Despite being adapted from image generation, the diffusion model successfully:
- Learned authentic Shakespearean language - Captured archaic vocabulary, poetic expressions, and thematic elements
- Generated creative word combinations - Produced novel phrases like "death's eternal barren" and "fire--my candles dreading"
- Responded to positional conditioning - Incorporated prompt words and structural guidance effectively
- Navigated semantic embedding space - Self-organized embeddings for meaningful word relationships
- Maintained poetic meter - Lines often follow appropriate syllable counts and rhythm
- Demonstrated vocabulary diversity - Explored wider lexical range than transformer baseline
Technical Achievement: Successfully bridged discrete text tokens to continuous embedding space, enabling diffusion processes to work on linguistic data. The weight-tying strategy solved the fundamental challenge of decoding without separate networks.

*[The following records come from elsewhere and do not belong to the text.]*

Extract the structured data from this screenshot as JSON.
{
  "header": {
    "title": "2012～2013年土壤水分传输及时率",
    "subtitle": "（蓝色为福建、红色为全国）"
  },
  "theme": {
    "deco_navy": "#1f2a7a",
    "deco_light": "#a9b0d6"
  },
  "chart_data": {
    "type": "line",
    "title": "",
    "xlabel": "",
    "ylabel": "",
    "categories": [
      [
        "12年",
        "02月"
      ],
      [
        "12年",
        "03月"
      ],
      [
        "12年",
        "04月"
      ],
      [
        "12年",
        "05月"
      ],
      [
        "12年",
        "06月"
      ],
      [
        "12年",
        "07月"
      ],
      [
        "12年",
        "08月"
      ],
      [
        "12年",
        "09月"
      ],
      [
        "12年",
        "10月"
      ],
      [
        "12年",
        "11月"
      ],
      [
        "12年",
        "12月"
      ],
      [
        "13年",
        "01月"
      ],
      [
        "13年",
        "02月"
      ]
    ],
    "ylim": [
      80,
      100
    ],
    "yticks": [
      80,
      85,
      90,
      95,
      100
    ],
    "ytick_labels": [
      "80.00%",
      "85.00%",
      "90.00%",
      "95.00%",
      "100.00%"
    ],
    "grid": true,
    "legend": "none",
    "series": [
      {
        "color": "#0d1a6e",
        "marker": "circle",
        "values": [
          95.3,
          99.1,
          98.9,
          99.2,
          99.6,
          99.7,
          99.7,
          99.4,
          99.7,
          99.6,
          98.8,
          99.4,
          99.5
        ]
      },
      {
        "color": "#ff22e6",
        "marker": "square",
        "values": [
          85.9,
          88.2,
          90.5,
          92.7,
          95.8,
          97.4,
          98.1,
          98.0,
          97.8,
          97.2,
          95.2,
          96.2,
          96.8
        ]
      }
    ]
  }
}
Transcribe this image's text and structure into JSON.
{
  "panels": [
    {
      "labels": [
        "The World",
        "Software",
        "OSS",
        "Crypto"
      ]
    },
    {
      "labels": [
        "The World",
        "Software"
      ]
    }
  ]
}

- Latent diffusion for text: Compress sentences into latent space for better long-range coherence
- Enhanced conditioning: Add rhyme scheme, meter, semantic theme controls
- Larger training corpus: Expand to complete Shakespeare works and Elizabethan poetry
- Hybrid architectures: Combine diffusion's creativity with transformer's coherence
- Cross-modal generation: Poetry conditioned on images or music
- Controllable creative writing tools: Interactive refinement with multi-constraint optimization
This research proves that diffusion models can successfully generate stylistically authentic poetic text, despite being designed for continuous image data. The weight-tied decoding innovation enables trainable embeddings to self-organize for effective generation.
While transformers currently produce more grammatically coherent sonnets, diffusion models offer unique advantages in creative exploration and controllable generation. The promising results—authentic vocabulary, thematic coherence, and responsive conditioning—suggest diffusion-based text generation could become valuable for applications requiring controlled creativity.